# taz.de -- Nach dem Hochhausbrand in London: Die Wut der Überlebenden
       
       > Die für das Inferno-Hochhaus in London zuständige Bezirksverwaltung
       > stellt sich erstmals den Opfern. Die sind entäuscht.
       
 (IMG) Bild: Kundgebung am Mittwoch in London
       
       London taz | Dass die Bezirksratssitzung des Londoner Stadtteils Kensington
       & Chelsea am Mittwochabend etwa Besonderes werden würde, war von Anfang an
       klar. Sowohl vor dem Rathaus der Gemeinde, in der das mit mindestens 80
       Toten abgebrannte Hochhaus Grenfell Tower steht, als auch in einem größeren
       Konferenzsaal wurde die Sitzung auf Großbildleinwänden übertragen. Vor dem
       Rathaus protestierten Hunderte. Im Sitzungssaal blieb kein einziger Platz
       frei.
       
       Es versammelten sich die Überlebenden des Grenfell Infernos – Menschen
       verschiedenster ethnischer Hintergründe und Religionen – gegenüber den
       überwiegend weißen, teils förmlich gekleideten Gemeinderäten. Es war ihr
       erstes kollektives Zusammentreffen seit dem verheerenden Brand in der Nacht
       zum 14. Juni.
       
       Nachdem die Konservative Elizabeth Campbell zur neuen
       Bezirksbürgermeisterin ernannt wurde, entschuldigte sie sich zunächst für
       die Inkompetenz der Behörden nach dem Feuer, und sprach von der
       Notwendigkeit eines Richtungswechsels.
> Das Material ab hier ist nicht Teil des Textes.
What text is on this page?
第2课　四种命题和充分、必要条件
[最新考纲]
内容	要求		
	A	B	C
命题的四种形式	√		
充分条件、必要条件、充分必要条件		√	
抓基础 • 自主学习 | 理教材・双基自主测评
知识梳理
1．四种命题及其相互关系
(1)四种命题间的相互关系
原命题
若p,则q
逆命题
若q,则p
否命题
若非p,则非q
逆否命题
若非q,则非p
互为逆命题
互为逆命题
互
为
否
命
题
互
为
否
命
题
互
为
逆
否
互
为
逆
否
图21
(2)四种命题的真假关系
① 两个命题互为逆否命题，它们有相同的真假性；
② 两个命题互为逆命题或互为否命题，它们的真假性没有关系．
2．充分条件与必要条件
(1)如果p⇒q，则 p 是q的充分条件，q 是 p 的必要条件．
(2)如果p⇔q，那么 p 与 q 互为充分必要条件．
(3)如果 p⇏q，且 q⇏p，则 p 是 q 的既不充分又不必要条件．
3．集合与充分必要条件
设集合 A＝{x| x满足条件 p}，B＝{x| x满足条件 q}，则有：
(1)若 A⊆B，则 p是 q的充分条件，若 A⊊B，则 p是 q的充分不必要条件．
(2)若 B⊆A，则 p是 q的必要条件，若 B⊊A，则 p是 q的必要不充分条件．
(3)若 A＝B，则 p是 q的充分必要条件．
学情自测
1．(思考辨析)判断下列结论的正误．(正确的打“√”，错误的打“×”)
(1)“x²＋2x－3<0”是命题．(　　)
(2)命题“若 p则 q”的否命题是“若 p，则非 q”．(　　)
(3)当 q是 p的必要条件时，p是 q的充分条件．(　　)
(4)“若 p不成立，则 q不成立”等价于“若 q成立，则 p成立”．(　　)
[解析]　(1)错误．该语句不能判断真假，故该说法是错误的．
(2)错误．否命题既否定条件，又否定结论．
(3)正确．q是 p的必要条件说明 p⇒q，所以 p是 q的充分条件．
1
Man müsse nun Seite an Seite mit den
       Bürgern arbeiten. Dabei musste sie zahlreiche Beschimpfungen über sich
       ergehen lassen. Überlebende bezeichneten sie als Lügnerin und verlangten
       ihren Rücktritt.
       
       Also lud die frischgebackene Bürgermeisterin die Überlebenden ein, selbst
       ans Mikrofon zu treten. Und das veränderte den Verlauf des Abends.
       
       ## Verlorenes Heim, verlorene Menschen
       
       Erst machten zwei ehemalige Bewohner klar, dass ihre Hoffnungen enttäuscht
       wurden und dass sie kein Vertrauen in Campbell hätten. Nicht nur die
       konservative Bezirksregierung, auch andere wurden des Versuchs bezichtigt,
       die Katastrophe politisch auszubeuten.
       
       Als dann Mahbooheh Jamalvatan, die mit ihrer Familie im dritten Stock des
       Towers gelebt hatte, das Wort ergriff, senkte sich gebannte Stille über den
       Raum. Mit müden dunklen Augen und teilweise emotionaler, jedoch klarer
       Stimme zitierte die Iranerin mittels einer Übersetzerin das Gedicht Bani
       Adam des persischen Poeten Saadi Shirazi sowie „For whom the bell tolls“
       des mittelalterlichen englischen Dichters John Donne. Sie hob den Schlüssel
       ihrer abgebrannten Wohnung hoch und sprach vom verlorenen Zuhause, von
       verlorenen Menschen, von Überlebenden, „die auf sich selbst zurückgefallen
       sind“. Die Stadtbehörde müsse auf sie und andere hören.
       
       „Warum predigt ihr Menschenrechte in fremden Ländern, und wenn Menschen aus
       diesen Ländern zu euch kommen, haben sie keine Menschenrechte?“, fragte sie
       vorwurfsvoll. „Wozu der Unterschied zwischen Menschen in Sozialwohnungen
       und in Privatwohnungen?“
       
       ## Hilfe aus der Gemeinschaft
       
       Viele andere sprachen von der Unangemessenheit ihrer Behelfsunterkünfte,
       vor allem Hotelzimmer. Amina Mohamed, die im achten Stock lebte, gab an,
       dass sie seit dem Inferno viermal mit ihrer Familie umziehen musste. Alle
       Überlebenden bestätigten, dass die wahre Hilfe nach dem Inferno nicht von
       Behörden kam, sondern aus der eigenen Gemeinschaft.
       
       Campbell versprach, was sie konnte. Die Frage der Unterkünfte werde so
       schnell wie möglich gelöst. Es sollten auch alle Sanierungen unterbrochen
       und überarbeitet werden. Es würden in den nächsten fünf Jahren 400 neue
       Sozialwohnungen gebaut oder gekauft werden. Der Bezirk werde dafür auch
       seine Finanzreserven anzapfen.
       
       Nach vier Stunden im heißen Saal meldete sich Jamalvatan noch mal zu Wort.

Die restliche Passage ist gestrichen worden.